Are you feakin' kidding me?

So one conversation with Snyder and the Redskins and suddenly the story he has told the Dolphins from "Day One," is out the window? One day in Washington is enough to convince Taylor to play the two years remaining on his contract and maybe more but 11 seasons in Miami wasn't worth that kind of commitment?

Here is my point: The only reason the Dolphins had to seriously, seriously want to trade Jason Taylor is because they are rebuilding and a Taylor who intends to play one more season isn't as valuable as a draft pick because by the time the team is good again, Taylor would be out of the league.

But if Taylor tells the Dolphins, he's playing until the end of this contract and, in fact, says he's playing "as long as I can," that definitely changes EVERYTHING. Suddenly the team should be thinking it has a pretty good player, one who is rarely injured, for 2009 when the team is hoping to be very competitive and perhaps beyond -- maybe to 2010 when thoughts of playoffs might be on everyone's mind again.

Suddenly the entire picture is different.

Fantasy, you say? Well, are you aware that Taylor would be 37 years old in 2010? In 2004 when Michael Strahan (who Taylor respects) was 33 years old as Taylor is now, his team was 6-10 and finished last in the NFC East? Three years later Strahan, at 37, was a key contributor on a Super Bowl champion. Things change in the NFL. They change quickly.

And the irony here is that the posturing about getting one final chance to win it all is bunk now because the Redskins, with all due respect to those guys that wear pig noses and dresses on Sundays, don't look like much of a legit title contender.

Yes, they made the playoffs last year, but they could just as easily take a step back this year because they don't have Joe Gibbs anymore, they still have an unproven QB, their defensive coordinator isn't as good, they won't have the momentous emotional lift that brought them together last year when Sean Taylor was tragically cut down, and they still play in the world's toughest football division.

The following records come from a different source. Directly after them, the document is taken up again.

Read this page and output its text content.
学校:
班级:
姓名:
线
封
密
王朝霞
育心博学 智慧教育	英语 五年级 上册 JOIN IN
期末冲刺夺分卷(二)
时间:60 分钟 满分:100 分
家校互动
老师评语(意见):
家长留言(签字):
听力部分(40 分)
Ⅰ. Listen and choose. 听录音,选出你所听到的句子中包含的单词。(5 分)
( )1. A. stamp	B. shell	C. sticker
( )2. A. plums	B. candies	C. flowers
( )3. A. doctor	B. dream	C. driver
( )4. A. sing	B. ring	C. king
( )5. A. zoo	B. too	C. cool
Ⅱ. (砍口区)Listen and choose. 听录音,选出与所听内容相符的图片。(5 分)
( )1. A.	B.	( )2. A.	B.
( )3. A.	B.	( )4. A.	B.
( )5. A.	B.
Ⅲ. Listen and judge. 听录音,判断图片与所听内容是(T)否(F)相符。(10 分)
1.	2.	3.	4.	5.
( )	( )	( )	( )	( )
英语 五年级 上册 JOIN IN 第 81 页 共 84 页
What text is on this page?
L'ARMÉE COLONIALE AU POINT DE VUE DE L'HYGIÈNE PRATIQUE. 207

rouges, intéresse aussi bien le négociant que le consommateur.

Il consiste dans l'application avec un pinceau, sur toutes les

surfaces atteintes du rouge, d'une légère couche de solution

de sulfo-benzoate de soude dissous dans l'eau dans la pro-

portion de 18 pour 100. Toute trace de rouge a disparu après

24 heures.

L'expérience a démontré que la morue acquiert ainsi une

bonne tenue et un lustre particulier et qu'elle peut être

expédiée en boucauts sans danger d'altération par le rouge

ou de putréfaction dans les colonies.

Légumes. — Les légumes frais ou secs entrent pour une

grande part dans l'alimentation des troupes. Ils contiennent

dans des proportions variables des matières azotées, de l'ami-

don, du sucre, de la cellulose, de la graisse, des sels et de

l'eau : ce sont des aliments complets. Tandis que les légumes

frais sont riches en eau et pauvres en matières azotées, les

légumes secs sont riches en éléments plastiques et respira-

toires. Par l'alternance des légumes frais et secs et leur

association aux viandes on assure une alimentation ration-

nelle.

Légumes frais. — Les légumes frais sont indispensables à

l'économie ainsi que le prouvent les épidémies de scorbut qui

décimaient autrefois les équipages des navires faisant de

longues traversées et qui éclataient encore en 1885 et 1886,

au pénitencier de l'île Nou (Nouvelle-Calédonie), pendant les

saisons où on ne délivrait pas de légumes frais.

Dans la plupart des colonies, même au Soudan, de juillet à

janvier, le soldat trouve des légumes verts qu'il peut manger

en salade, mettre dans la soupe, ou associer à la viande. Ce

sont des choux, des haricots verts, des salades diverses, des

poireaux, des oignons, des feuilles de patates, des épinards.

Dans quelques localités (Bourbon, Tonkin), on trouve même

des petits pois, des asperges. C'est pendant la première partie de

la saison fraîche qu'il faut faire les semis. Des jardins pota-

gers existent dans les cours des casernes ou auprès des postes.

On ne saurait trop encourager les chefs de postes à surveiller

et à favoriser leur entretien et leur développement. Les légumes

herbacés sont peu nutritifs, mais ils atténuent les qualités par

Maybe JT hasn't noticed but the Cowboys are loaded. Maybe he hasn't noticed but the Giants won the Super Bowl. Maybe he hasn't noticed but the Eagles, which finished last in the division with an 8-8 record last year, are healthy and added several high-priced free agents. They also have a better coaching staff than Washington now.

So the Redskins have absolutely zero guarantee of making any playoffs. Yet that was enough to make him about-face on the one-and-done statement?

I wouldn't be surprised if the Redskins are watching the playoffs on TV this year, just as the Dolphins probably will be. I wouldn't be surprised that by 2010 the Dolphins have passed the Redskins on talent.

And, given his recent history, I wouldn't be surprised if sometime in the next 12-13 months, Taylor changes course on this issue. Again.